Mulligan, der auf Terrys anderer Seite stand, war als Schiffszimmermann auf der „Fidelity“. Er war ein großer, ungeschlachter Klotz mit stoppelkurzen strohblonden Haaren und einem etwas träumerischen Blick.
Der Ausdruck der kalten Augen des Mannes neben ihm war alles andere als träumerisch. Halibut hieß der Kerl, der sich an Mulligans Seite hielt. Mit seinem stumpfsinnigen Gesichtsausdruck hatte er schon so manchen getäuscht, aber der Seewolf spürte, daß dieser Kerl zu der hinterhältigen Sorte gehörte, die es fertigbrachte, die eigene Großmutter wegen ein paar Pennies um die Ecke zu bringen.
Die vier anderen Burschen waren dem Seewolf vom Namen her unbekannt, aber sie standen den anderen wahrscheinlich an Kampfkraft in nichts nach. Terry hatte sicher nicht die schwächsten Kerle für diesen Landgang ausgesucht.
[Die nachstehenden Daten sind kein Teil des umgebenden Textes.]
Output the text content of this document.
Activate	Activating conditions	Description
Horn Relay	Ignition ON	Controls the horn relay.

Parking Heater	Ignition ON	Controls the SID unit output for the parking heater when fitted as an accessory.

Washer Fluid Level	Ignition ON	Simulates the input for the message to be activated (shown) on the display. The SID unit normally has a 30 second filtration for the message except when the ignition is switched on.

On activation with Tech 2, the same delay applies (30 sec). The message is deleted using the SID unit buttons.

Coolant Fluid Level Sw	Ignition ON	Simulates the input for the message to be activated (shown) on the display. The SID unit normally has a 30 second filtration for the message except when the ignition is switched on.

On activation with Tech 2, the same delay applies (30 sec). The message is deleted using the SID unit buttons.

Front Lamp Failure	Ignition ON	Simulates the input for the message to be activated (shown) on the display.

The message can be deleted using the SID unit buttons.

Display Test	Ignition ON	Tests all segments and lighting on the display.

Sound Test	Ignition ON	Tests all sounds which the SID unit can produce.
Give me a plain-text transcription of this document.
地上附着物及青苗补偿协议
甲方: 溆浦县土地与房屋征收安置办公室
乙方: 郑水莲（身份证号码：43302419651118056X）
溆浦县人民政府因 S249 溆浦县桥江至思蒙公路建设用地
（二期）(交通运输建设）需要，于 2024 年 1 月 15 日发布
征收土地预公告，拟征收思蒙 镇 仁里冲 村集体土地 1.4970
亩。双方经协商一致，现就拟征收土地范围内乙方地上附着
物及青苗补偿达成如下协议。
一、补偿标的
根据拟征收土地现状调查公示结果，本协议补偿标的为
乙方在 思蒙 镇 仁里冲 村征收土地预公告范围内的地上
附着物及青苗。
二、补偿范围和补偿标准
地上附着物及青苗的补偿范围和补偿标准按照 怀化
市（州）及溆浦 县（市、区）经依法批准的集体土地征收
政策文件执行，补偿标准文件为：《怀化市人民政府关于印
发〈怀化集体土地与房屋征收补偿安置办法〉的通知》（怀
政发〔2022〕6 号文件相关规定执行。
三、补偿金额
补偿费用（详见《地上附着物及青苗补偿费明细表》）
„Es gibt nicht viele Möglichkeiten für die überlebenden Schiffbrüchigen, sich hier in dieser Gegend zu verbergen“, begann Terry. „In den Dörfern dürfen sie sich nicht sehen lassen, weil man ihnen die Haut abzieht, wenn man sie unbewaffnet erwischt. Und sie werden außer ein paar Messern keine Waffen mehr bei sich haben.“
Der Seewolf nickte. „Ich nehme auch an, daß sie sich in den Wäldern verborgen haben. Es dürfte uns nicht schwerfallen, sie zuhauf zu treiben und gefangenzunehmen.“
Terry blickte den Seewolf an.
„Und was wollen Sie mit den Kerlen anfangen, Killigrew?“ fragte er zynisch. „Wollen Sie sie in Ihre Kammer zu einem Glas Port einladen?“
„Darf ich mit einer Gegenfrage antworten, Terry?“ fragte Hasard zurück. „Wie haben Sie es sich vorgestellt?“
„Eine ziemlich einfältige Frage, Mister Killigrew“, erwiderte Easton Terry überheblich. „Wir werden uns ein oder zwei Gefangene holen und den Rest über den Haufen schießen oder niederstechen, damit wir nicht irgendwann und irgendwo wieder auf sie treffen, wo sie uns dann töten könnten.“
Aus den Augenwinkeln sah der Seewolf die harten Gesichter seiner Männer, und er war froh, daß Terrys mörderische Absicht bei ihnen genauso auf eisige Ablehnung stieß wie bei ihm selbst.
„Wir sind keine Mörder, Mister Terry“, sagte Hasard kalt. „Merken Sie sich das, solange Sie unter meinem Kommando stehen. Wir werden alle Piraten, die wir im Wald auftreiben, lebend einfangen und an Bord unserer Schiffe bringen.“
„Dürfen wir uns wehren, wenn sie uns angreifen?“ fragte der Mann namens Halibut hämisch, und Terry, der es sich eigentlich hätte verbitten müssen, daß sich einer seiner Männer ungefragt in die Unterhaltung einmischte, setzte nur sein abfälliges Lächeln wieder auf.
Der Seewolf überging die Bemerkung des plattnasigen Mannes.
„Ich werde jede Zuwiderhandlung gegen meinen Befehl unnachsichtig bestrafen“, sagte er mit harter Stimme, die keinen Widerspruch duldete.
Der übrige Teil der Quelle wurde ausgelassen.